Opening the proceedings, the Special Representative of the Secretary-General of the United Nations for Central Africa and Head of UNOCA, François Louncény Fall, regretted the inflation of words of hatred in the media of information and communication massive.

He recalled the harmful role played by the media in the crises in Central Africa, in particular the genocide of the Tutsis in Rwanda in 1994 with the infamous Radio-television libre des Mille Collines and the newspaper Kangura, which fueled the hatred against Tutsis and moderate Hutus and incited to their extermination.

François Louncény Fall painted a grim picture of the situation, in particular in states in the grip of armed conflicts, various crises or tense electoral processes.

Based on specific cases, he observed that hate speech pervades all countries of Central Africa, and is used as a weapon by many protagonists.

“Hatred delays the march […] towards development, including the achievement of the Sustainable Development Goals, by inciting the violation of human rights and by promoting exclusion and discrimination against certain categories of your populations, thus creating the conditions conducive to the outbreak or aggravation of crises and conflicts". he lamented.

Calling on all press organs to show responsibility in the face of these issues. “The media can prevent and combat hate speech simply by doing their job within the rules of their noble art: that is, seeking, cross-checking, and verifying information before making it public. Because hatred often feeds on erroneous, sometimes even falsified, information".
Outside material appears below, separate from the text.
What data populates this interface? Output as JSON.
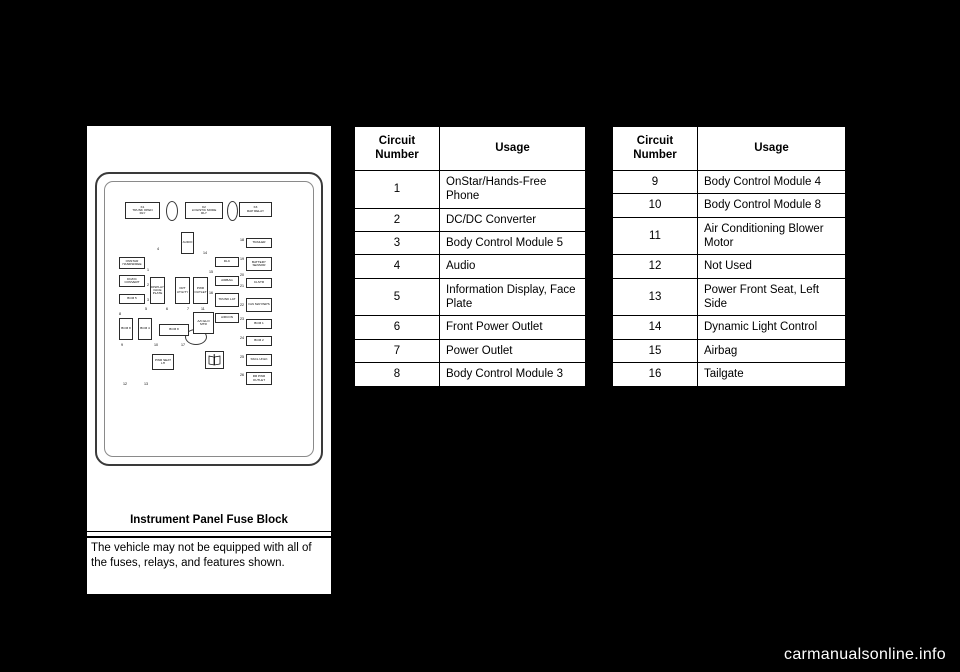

The inaugural lecture by Professor Charly Gabriel Mbock (Anthropologist) reinforced these approaches and challenged journalists more on their crucial role in the fight against hate speech and the promotion of peace.
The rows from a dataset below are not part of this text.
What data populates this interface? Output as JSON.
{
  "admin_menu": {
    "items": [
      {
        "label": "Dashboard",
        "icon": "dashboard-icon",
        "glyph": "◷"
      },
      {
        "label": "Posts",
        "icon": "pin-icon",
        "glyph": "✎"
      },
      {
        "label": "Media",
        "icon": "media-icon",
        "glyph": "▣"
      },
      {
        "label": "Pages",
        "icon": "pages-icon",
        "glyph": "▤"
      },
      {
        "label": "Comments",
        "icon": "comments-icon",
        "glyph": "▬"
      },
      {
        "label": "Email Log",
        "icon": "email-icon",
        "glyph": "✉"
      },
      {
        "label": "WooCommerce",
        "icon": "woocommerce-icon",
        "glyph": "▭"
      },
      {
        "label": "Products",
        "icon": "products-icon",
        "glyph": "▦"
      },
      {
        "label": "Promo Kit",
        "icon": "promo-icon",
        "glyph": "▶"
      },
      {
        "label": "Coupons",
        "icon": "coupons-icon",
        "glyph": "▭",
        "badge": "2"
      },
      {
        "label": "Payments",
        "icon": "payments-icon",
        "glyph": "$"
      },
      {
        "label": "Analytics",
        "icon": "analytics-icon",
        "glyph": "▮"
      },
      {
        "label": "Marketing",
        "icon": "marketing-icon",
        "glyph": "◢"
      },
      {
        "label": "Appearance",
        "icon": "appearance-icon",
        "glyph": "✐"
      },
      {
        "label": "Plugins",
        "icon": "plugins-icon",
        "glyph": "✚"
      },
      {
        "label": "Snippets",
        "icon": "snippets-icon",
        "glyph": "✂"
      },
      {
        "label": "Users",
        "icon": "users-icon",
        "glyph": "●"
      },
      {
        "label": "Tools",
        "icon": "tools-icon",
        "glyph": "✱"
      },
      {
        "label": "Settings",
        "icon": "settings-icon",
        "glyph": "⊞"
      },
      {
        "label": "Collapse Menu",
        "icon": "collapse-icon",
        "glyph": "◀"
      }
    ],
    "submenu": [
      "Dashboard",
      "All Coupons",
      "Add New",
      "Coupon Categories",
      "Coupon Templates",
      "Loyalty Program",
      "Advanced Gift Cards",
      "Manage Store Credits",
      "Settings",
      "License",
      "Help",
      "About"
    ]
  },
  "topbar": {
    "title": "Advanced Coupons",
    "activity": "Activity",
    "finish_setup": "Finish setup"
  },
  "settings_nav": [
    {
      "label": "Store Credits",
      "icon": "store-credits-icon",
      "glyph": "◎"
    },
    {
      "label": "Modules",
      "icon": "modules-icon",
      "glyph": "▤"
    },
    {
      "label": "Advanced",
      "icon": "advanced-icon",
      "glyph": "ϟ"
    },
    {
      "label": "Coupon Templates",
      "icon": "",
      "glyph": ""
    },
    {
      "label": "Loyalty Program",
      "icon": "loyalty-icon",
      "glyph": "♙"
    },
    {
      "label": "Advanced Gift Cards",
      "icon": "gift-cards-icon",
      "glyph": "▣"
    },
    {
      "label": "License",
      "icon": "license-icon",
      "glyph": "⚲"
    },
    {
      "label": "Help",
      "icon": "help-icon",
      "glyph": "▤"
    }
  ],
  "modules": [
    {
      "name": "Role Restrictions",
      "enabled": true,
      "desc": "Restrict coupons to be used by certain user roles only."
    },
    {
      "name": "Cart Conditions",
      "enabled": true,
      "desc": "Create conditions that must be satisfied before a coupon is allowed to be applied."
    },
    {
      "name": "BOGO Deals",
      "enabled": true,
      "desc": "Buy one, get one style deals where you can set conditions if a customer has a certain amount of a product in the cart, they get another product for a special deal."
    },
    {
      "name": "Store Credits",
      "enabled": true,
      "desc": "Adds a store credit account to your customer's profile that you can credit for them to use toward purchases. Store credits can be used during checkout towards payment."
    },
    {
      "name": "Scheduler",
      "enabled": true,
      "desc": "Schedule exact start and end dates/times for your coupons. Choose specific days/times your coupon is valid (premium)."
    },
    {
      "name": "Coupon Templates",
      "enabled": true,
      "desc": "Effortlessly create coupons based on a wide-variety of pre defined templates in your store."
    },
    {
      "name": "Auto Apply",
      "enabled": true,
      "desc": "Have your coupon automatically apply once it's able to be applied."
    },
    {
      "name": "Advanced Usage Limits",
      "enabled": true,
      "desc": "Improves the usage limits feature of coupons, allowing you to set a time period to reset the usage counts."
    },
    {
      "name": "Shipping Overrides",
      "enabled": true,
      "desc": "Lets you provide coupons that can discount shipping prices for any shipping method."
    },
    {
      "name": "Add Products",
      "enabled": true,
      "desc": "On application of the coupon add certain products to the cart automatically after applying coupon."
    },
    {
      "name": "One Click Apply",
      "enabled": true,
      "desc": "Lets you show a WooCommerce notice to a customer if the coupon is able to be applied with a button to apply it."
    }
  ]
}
Several other interventions on the issues of freedom of expression and the intelligent management of social networks enriched the debates, including those of Professor Ngange Lyonge Kingsley (Head of Department of Journalism and Mass Communication at the University of Buea) and Baba Wame.

Baba Same is Teacher at the Higher School of Information and Communication Sciences and Technologies (ESSTIC) and Deputy Director in charge of multimedia networks and applications at the Ministry of Communication (MINCOM).

Experts from the Office of the United Nations High Commissioner for Human Rights also moderated specific sessions related, among others. to the process of production of hate speech, legal instrumentsn the prevention and suppression of hate speech.